TL;DR
- Dense embeddings (BERT-derived, E5, BGE, GTE, OpenAI text-embedding-3) map text into a fixed-dimensional vector where similar meanings cluster geometrically.
- Sparse embeddings (BM25, SPLADE, TF-IDF) represent text as high-dimensional sparse vectors keyed on vocabulary terms, preserving exact-match signal.
- Hybrid retrieval — dense for semantic recall, sparse for lexical precision, fused by reciprocal rank fusion or learned reranking — is now standard in RAG systems.
- Dense vector dimensions range from 384 (small efficient models) to 4096 (large frontier models); MTEB is the canonical benchmark for English text embeddings.
Dense Embeddings#
Dense text embeddings are produced by an encoder model — usually a Transformer encoder — that maps a piece of text into a single vector of fixed dimension. Two texts with similar meaning produce vectors with high cosine similarity; unrelated texts produce orthogonal vectors.
The training recipe is contrastive: pairs of related texts (query/document, sentence/paraphrase) are pulled together, and unrelated pairs are pushed apart. InfoNCE loss over large batches is the workhorse. Curated datasets like MS MARCO, NLI and the BGE training corpus drive most public English models.
The Modern Embedding Model Stack#
Matryoshka representation learning (Kusupati et al., 2022) trains a single model whose vector can be truncated to smaller dimensions with graceful quality loss — useful for storage-constrained deployments.
| Model | Dim | MTEB avg (English) | Notes |
|---|---|---|---|
| text-embedding-3-large (OpenAI) | 3072 (Matryoshka) | ~64.6 | Closed weights, API only |
| BGE-M3 | 1024 | ~64.0 | Open, multilingual, multi-functional |
| E5-Mistral-7B-instruct | 4096 | ~66.6 | LLM-initialised, very strong |
| GTE-Qwen2-7B-instruct | 3584 | ~70.2 | Top open model, mid-2025 |
| nomic-embed-text-v2 | 768 | ~62.4 | Open, multilingual |
| all-MiniLM-L6-v2 | 384 | ~56.5 | Small, fast, ubiquitous baseline |
Sparse Embeddings#
Sparse embeddings represent text as vectors with one dimension per vocabulary term. The classical approach (TF-IDF, BM25) uses term frequencies and inverse document frequencies; neural sparse approaches (SPLADE, uniCOIL) learn term weights from a Transformer encoder.

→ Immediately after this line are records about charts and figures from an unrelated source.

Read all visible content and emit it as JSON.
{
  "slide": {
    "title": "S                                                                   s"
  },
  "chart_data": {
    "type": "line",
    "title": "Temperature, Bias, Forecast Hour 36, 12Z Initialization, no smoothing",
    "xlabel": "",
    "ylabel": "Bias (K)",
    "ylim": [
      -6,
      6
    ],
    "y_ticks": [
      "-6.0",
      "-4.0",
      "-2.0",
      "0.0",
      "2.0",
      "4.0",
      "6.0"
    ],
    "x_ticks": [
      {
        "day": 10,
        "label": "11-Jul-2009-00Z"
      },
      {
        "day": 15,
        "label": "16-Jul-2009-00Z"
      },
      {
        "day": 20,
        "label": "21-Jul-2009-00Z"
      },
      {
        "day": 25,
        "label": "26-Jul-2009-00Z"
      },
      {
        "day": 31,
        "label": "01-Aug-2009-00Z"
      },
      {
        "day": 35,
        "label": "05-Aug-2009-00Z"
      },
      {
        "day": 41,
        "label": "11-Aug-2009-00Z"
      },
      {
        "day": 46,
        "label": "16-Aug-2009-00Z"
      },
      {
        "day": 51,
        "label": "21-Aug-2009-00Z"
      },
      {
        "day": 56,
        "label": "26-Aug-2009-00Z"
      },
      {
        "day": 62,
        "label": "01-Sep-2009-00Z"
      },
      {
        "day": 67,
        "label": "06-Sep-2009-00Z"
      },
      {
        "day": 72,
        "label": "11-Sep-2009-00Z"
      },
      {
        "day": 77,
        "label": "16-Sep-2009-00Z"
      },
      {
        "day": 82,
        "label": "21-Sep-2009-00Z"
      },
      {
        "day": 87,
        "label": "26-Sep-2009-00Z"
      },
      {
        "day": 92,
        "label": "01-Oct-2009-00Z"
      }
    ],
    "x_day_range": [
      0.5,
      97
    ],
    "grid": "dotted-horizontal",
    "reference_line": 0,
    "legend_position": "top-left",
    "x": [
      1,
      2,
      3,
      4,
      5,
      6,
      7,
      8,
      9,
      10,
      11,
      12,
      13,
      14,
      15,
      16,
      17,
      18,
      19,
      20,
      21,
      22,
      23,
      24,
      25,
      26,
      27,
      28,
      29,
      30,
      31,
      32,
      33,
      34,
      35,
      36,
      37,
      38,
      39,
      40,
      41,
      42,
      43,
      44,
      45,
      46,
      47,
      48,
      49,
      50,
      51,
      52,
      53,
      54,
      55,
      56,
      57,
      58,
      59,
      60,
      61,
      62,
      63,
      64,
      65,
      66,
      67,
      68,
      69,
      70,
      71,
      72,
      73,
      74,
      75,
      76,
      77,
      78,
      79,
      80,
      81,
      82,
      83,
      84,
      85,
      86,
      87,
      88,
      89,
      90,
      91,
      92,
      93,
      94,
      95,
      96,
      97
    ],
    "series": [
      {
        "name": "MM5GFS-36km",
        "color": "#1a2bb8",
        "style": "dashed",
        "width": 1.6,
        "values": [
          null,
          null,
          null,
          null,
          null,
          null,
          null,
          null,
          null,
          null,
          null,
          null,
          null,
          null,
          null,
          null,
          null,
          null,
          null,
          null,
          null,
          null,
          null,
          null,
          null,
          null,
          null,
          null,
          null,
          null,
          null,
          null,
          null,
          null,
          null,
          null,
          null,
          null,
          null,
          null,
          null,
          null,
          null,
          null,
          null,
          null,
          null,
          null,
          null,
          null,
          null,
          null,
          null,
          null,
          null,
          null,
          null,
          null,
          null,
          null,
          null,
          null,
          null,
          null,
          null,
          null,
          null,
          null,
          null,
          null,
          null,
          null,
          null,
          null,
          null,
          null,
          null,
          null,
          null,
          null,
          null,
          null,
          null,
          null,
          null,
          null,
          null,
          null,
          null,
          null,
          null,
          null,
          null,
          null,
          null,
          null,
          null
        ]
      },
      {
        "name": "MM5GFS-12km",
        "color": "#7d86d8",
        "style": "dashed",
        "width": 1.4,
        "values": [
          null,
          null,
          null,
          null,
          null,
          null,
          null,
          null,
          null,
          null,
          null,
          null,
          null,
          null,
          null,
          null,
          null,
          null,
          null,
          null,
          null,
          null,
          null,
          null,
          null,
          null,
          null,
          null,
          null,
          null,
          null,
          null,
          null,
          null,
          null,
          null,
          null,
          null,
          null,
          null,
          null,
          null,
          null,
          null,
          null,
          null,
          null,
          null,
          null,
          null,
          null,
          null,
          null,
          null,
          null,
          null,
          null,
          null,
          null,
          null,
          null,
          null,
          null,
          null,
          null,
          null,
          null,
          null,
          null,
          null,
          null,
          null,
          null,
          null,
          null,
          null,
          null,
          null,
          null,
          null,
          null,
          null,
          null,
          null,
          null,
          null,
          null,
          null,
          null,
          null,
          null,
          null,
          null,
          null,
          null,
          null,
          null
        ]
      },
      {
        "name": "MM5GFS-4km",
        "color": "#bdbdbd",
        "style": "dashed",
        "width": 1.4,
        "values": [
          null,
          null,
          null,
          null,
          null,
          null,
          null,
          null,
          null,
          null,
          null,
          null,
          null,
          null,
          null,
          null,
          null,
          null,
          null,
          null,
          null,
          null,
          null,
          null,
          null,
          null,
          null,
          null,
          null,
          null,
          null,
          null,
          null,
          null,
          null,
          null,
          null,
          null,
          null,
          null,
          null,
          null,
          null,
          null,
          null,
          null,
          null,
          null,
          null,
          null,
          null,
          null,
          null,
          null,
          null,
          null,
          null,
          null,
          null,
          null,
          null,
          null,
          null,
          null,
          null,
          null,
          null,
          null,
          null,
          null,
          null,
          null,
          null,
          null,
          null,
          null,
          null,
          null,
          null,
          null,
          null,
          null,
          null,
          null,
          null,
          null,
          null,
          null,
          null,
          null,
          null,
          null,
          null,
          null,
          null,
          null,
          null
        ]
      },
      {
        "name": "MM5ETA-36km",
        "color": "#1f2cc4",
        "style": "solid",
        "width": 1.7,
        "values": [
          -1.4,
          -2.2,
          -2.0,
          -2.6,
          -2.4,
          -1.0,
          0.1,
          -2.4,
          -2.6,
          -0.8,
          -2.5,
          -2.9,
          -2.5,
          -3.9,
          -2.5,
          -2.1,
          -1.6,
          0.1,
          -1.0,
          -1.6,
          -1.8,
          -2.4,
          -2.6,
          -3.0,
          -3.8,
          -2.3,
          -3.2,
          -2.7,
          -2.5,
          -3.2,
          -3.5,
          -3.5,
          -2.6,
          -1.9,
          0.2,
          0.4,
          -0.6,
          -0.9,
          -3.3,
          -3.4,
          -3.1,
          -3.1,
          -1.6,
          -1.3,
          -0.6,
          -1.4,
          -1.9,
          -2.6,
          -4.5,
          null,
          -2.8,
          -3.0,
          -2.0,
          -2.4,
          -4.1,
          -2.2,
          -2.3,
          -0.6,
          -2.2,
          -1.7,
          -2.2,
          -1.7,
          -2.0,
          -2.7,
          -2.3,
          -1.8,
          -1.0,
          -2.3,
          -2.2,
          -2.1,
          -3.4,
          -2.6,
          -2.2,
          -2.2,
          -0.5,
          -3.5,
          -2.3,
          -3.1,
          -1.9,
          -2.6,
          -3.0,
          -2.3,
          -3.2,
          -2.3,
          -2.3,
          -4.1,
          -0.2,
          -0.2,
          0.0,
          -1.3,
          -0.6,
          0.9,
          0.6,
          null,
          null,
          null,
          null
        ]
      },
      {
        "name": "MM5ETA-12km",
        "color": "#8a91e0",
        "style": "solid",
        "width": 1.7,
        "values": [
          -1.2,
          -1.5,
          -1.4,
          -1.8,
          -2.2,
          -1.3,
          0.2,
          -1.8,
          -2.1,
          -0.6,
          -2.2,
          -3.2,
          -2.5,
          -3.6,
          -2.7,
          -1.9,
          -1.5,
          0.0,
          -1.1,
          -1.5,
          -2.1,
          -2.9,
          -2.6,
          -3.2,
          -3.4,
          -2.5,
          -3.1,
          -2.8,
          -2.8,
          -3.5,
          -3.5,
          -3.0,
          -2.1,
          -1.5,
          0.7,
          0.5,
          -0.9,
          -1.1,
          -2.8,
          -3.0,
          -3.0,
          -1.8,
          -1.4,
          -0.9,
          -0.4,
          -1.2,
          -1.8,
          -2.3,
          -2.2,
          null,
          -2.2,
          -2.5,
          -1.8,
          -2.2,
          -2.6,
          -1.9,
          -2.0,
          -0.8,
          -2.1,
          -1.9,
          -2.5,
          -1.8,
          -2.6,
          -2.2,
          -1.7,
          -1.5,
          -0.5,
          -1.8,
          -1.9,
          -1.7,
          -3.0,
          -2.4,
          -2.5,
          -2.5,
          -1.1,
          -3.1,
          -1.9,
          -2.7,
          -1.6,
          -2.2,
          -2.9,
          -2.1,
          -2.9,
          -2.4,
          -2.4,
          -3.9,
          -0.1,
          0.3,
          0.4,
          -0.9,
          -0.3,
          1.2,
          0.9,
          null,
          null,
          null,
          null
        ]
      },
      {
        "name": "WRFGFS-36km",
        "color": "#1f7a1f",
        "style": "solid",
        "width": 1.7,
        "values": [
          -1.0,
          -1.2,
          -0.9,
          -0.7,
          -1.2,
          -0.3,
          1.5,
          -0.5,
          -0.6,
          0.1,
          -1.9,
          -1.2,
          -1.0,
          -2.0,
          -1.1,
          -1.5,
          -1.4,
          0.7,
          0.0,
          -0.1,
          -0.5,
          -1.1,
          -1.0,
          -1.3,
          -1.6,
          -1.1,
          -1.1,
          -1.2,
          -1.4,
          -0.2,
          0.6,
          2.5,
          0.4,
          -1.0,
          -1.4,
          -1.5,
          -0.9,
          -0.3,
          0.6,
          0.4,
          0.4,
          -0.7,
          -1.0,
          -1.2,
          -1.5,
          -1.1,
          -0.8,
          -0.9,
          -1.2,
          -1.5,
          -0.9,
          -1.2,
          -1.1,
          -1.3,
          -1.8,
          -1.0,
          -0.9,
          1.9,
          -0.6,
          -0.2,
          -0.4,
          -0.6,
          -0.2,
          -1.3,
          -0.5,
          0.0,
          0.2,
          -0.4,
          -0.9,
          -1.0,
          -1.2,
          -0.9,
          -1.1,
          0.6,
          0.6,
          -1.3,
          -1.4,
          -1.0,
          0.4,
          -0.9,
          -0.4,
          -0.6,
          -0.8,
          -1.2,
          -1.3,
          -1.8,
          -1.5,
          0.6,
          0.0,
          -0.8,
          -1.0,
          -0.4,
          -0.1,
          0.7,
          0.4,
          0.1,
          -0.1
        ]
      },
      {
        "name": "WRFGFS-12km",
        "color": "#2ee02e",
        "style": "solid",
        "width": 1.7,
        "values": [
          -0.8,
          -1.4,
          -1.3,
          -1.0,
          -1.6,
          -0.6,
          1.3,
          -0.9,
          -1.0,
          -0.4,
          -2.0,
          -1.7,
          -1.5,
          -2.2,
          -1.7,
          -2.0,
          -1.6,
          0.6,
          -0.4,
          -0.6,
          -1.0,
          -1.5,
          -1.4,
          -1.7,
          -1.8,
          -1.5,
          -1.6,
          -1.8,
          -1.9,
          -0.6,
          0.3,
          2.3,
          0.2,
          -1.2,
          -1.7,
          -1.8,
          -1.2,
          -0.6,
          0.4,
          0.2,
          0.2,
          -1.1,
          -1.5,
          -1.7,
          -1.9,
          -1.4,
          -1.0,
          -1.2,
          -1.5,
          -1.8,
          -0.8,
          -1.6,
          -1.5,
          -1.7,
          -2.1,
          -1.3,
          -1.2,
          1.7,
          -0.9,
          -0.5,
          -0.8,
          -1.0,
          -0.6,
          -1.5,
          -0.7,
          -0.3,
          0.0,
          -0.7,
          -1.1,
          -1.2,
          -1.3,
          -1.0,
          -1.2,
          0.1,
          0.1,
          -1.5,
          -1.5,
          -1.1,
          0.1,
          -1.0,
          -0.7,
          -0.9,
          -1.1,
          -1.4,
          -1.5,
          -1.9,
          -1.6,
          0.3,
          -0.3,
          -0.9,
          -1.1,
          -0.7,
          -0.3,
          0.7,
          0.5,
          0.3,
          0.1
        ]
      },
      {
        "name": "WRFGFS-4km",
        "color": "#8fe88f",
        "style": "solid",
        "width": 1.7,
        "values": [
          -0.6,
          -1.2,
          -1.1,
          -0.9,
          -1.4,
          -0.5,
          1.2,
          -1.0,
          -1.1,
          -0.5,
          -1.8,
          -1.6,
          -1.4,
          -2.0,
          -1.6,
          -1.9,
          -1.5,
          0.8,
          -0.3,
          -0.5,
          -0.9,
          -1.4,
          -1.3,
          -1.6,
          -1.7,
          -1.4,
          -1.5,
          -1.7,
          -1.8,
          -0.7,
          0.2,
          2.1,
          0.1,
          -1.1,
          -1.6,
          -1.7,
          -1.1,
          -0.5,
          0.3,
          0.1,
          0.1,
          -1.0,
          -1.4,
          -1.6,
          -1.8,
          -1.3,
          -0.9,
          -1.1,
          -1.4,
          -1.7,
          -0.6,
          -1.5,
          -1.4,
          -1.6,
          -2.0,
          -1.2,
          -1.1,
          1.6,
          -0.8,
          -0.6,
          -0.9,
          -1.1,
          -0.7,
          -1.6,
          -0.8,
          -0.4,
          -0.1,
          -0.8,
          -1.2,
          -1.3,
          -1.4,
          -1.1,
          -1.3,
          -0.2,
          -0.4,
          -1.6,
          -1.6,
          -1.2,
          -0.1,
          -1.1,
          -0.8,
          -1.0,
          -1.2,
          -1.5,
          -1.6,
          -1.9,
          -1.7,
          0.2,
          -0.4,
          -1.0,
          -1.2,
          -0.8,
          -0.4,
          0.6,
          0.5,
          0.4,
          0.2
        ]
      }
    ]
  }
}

Sparse vectors have tens to hundreds of non-zero entries out of millions of dimensions. They are stored efficiently as inverted indexes — the same data structure search engines have used for fifty years — and support exact-match queries that dense embeddings notoriously struggle with (model numbers, error codes, names).
Why Hybrid Wins#
Dense embeddings excel at semantic similarity: 'how do I cancel my subscription' will retrieve documents about 'ending your plan' even if no words overlap. Sparse embeddings excel at lexical precision: searching for 'CVE-2024-3094' will retrieve the exact CVE document, where dense models often diffuse to nearby but unrelated CVEs.
Hybrid retrieval queries both indexes in parallel and fuses the results. Reciprocal rank fusion (RRF) is the standard cheap method; learned cross-encoder rerankers (bge-reranker, Cohere Rerank) produce the strongest final ordering. Production RAG pipelines almost universally use hybrid retrieval.
If your RAG system is missing obvious exact-match results, you almost certainly need sparse retrieval (BM25) in the pipeline. Dense alone is a common but avoidable failure mode.
Storage and Search#
Dense vectors are stored in vector databases (pgvector, Qdrant, Weaviate, Milvus, Pinecone) that implement approximate nearest-neighbour search via HNSW or IVF-PQ indexes. A typical RAG corpus of 10 million chunks at dim 1024 in float16 is ~20 GB; quantisation to int8 brings it to 10 GB; binary quantisation (1-bit) to ~1.25 GB with modest quality loss.
Sparse vectors are stored in inverted indexes (Elasticsearch, OpenSearch, Vespa, Tantivy). The same 10M chunks may take 1-5 GB depending on vocabulary and posting list compression. BM25 scoring is essentially free at query time.
Long Documents and Chunking#
Most embedding models have a context limit of 512 to 8192 tokens. Long documents must be chunked. Naive fixed-size chunking (256-1024 tokens) is the baseline; structural chunking (per-section, per-paragraph) usually improves recall when documents have hierarchical structure. ColBERT-style late interaction (see ColBERT entry) is the alternative for retaining per-token granularity.